Khalid Shaikh Mohammed, for instance, was waterboarded 183 times, and one of the things he confessed to, was planning, training, surveying, and financing for the second wave of attacks after 9/11, that were supposed to take down a number of sky scrapers, including Plaza Bank in Washington state. Plaza bank wasn't founded until four years after Khalid Shaikh Mohammed's arrest.

This is what one of the FBI interrogators had to say about the coercive techniques and their shortcomings as compared to the effectiveness of the non-coercive techniques (from a link in an earlier post in this thread)...

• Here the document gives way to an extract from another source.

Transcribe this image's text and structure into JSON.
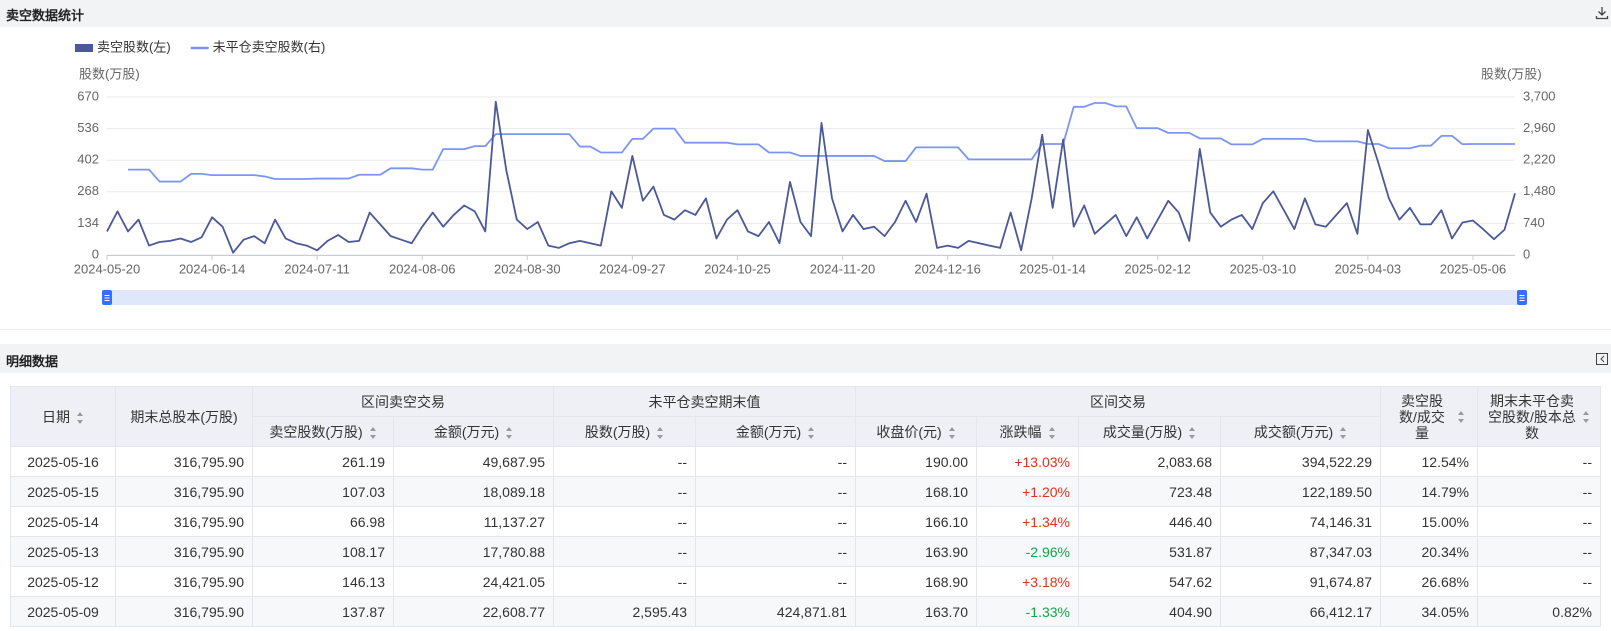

"One of the most striking parts of the memos is the false premises on which they are based. The first, dated August 2002, grants authorization to use harsh interrogation techniques on a high-ranking terrorist, Abu Zubaydah, on the grounds that previous methods hadn't been working. The next three memos cite the successes of those methods as a justification for their continued use. It is inaccurate, however, to say that Abu Zubaydah had been uncooperative. Along with another FBI agent, and with several CIA officers present, I questioned him from March to June 2002, before the harsh techniques were introduced later in August. Under traditional interrogation methods, he provided us with important actionable intelligence.

There was no actionable intelligence gained from using enhanced interrogation techniques on Abu Zubaydah that wasn't, or couldn't have been, gained from regular tactics. In addition, I saw that using these alternative methods on other terrorists backfired on more than a few occasions – all of which are still classified. The short sightedness behind the use of these techniques ignored the unreliability of the methods, the nature of the threat, the mentality and modus operandi of the terrorists, and due process.

Defenders of these techniques have claimed that they got Abu Zubaydah to give up information leading to the capture of Ramzi bin al-Shibh, a top aide to Khalid Shaikh Mohammed, and Mr. Padilla. This is false. The information that led to Mr. Shibh's capture came primarily from a different terrorist operative who was interviewed using traditional methods. As for Mr. Padilla, the dates just don't add up: the harsh techniques were approved in the memo of August 2002, Mr. Padilla had been arrested that May."